Add Portillo’s to the growing list of chains planning and going public.
The Wall Street Journal reported Friday that the Chicago-based fast-casual will soon file a confidential draft of a registration statement with the SEC. Portillo’s, which operates more than 60 locations in nine states, is targeting between $ 2.5 billion and $ 3 billion. The brand is expected to start trading before the end of the year, the Journal said. Portillo’s is operated by private equity firm Berkshire Partners.

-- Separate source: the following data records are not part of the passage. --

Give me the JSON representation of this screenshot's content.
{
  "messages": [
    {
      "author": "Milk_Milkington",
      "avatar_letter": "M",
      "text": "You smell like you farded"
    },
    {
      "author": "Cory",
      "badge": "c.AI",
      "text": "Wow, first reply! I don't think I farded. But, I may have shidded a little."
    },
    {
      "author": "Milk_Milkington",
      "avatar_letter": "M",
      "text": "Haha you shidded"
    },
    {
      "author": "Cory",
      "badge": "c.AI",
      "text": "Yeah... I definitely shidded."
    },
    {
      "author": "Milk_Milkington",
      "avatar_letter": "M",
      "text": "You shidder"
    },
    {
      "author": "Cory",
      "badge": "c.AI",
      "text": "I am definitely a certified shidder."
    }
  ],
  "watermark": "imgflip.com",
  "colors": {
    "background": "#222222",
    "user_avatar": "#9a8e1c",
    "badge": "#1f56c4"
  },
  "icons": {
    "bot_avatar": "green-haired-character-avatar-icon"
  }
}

Portillo has used the pandemic to drive innovation and capitalize on growing trends. Last summer, Fast Casual started self-delivery to leave their four walls and bring their “world-class experience” directly to guests, said Dino Northway, Portillo’s senior manager for external restaurants, to QSR in July 2020.
“Our goal is to provide an unparalleled experience for our amazing guests, and having control of the entire experience from order to self-delivery is one way we do that,” Northway said at the time.
CONTINUE READING: Is in-house delivery the future for restaurants?
In addition, Portillo’s announced in early July that it would open Portillo’s Pick-Up, a 3,750 square meter prototype with three passageways and no dining room. There will also be a take-out area for website and app orders.
The chain was founded in 1963 by Dick Portillo. He sold the brand to Berkshire Partners for around $ 1 billion in 2014.
When Portillo officially submits, it will be the fourth chain in the past three months to announce IPO intentions. The first was Krispy Kreme in early May, a brand that was listed from 2000 to 2016 before it was bought by JAB Holding for $ 1.35 billion. The donut chain initially forecast a range of $ 21 to $ 24 per share, but eventually announced an IPO of $ 17 per share, raising $ 500 million. Krispy Kreme stock opened at $ 16.30 per share on July 1, but closed at $ 21 per share to close for the day. The brand was trading at just over $ 17 per share on Friday afternoon.
The Krispy Kreme announcement was followed by Dutch Bros Coffee and Sweetgreen. Before Dutch Bros filed the draft registration statement in confidence, Bloomberg reported that it was targeting around $ 3 billion. The coffee chain has more than 450 branches, but has set itself the goal of reaching 800 units in the next few years.
The 120-piece Sweetgreen reportedly works with Goldman Sachs. The fast casual was valued at $ 1.78 billion in January after raising $ 156 million from Durable Capital Partners. In September 2019, the chain announced that it had received $ 150 million from Lone Pine Capital and D1 Capital Partners, with the participation of True Ventures and other existing investors. Previously, the brand raised $ 200 million in a funding round led by asset management company Fidelity Investments in November 2018.
There are other restaurants that have reportedly been considering an IPO but haven’t announced any plans yet. The New York Times said in late April that JAB closed a $ 800 million refinancing for Panera that could pave the way for the company to return to the stock market. The release states that Panera may not require a traditional IPO, which opens the door for a dedicated acquisition company. JAB bought Panera in 2017 for $ 7.5 billion. Additionally, it was revealed in March that Torchy tacos was heading for an IPO, though nothing is final yet. The taco chain reportedly works with Morgan Stanley, Bank of America Corp, and JPMorgan Chase & Co.
Before Krispy Kreme, BurgerFi was the youngest chain to go public, doing so through a special acquisition company. BurgerFi and OPES Acquisition Corp. agreed a merger in June 2020 with an estimated initial enterprise value of approximately $ 143 million. The chain rang the Nasdaq bell in December 2020. In February, Fertitta Entertainment, which also owns Golden Nugget Casinos and Landry’s, agreed to join Fast Acquisition Corp. join to value the company at $ 8.6 billion.